Particulate air pollution, the primary focus of EPA regulations, can travel from the lungs to the arteries and eventually penetrate any cell in the body. For example, the chemicals and heavy metals within particulate pollution can actually penetrate brain tissue causing loss of intelligence and memory and learning impairment in children.
Pollution particles can even penetrate subcellular structures like the cell nucleus where the all important chromosomes lie. Particulate air pollution can alter and damage chromosomes, especially serious if occurring during early embryonic development. By causing chromosomal dysfunction air pollution can even impair the health of future generations.
The nation's premier pollution and health experts, the Clean Air Scientific Advisory Committee (CASAC) regularly review all new medical research and advise the EPA on updating the national air pollution standards. Every time the CASAC has made that review, they have called for making those standards more strict, as they are doing right now and have been since 2006.
Supporting the CASAC in calling for standards even more strict than what Republicans are bludgeoning the EPA for, is virtually every major medical and public health organization in the country, specifically, the American Medical Association, the American Thoracic Society, the American Lung Association, the American Academy of Pediatrics, the American College of Cardiology, the American Heart Association, the American Cancer Society, the American Public Health Association, and the National Association of Local Boards of Health. Indeed, there is no reputable health group that disagrees with the CASAC's recommendations because they understand and accept new research, apparently unlike our physician/Congressmen.

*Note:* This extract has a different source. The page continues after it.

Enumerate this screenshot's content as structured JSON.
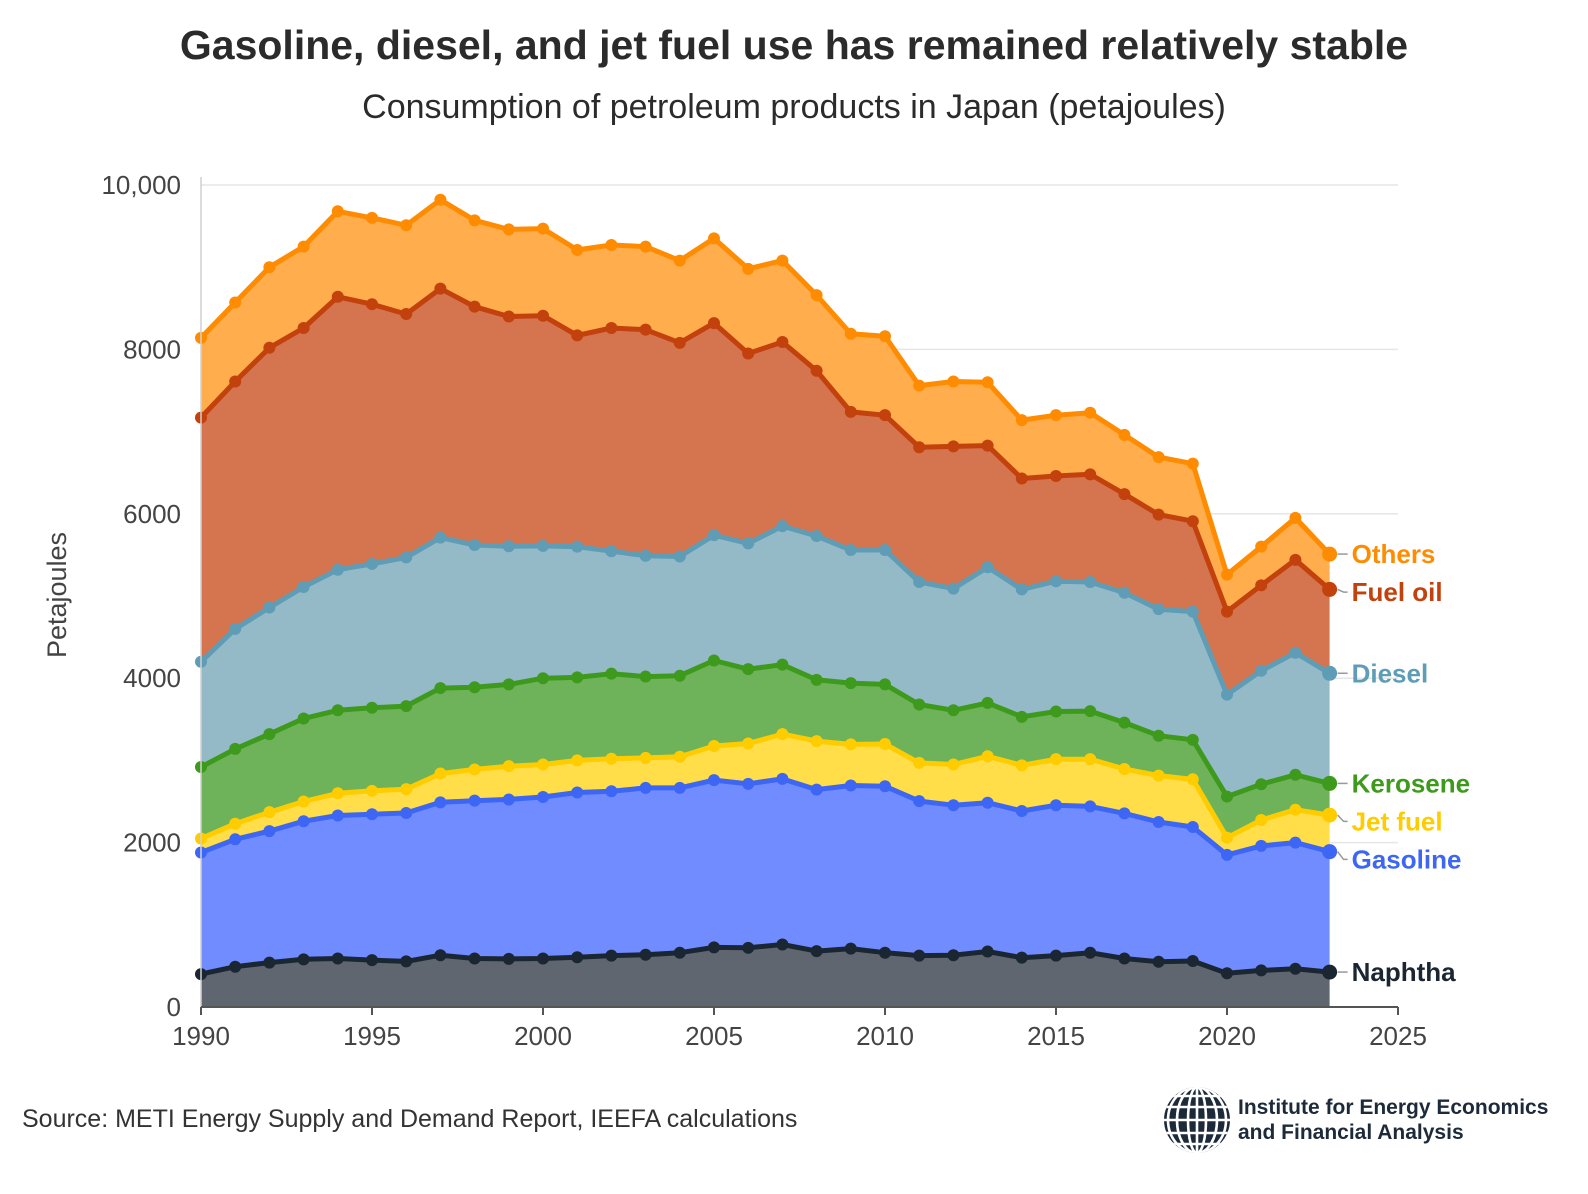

Every study not funded by fossil fuel industries has shown economic and health benefits of controlling air pollution far exceeding the costs of implementing those controls, even if pollution levels are already low. In fact, the benefits average 30 times greater than the costs, and those benefits create jobs, not kill them. Where else can Americans invest their money and get that high a rate of return?
Being on the front lines of patient care, in a specialty where the margins between life and death can be very thin, I'm reluctant to accuse other physicians of malpractice. However, it is obvious these lawmakers have let political fealty co-opt their medical judgement. Moreover, their malfeasance has the potential to sabotage the health of millions, not just a handful of their own patients. This is malpractice on a grand scale.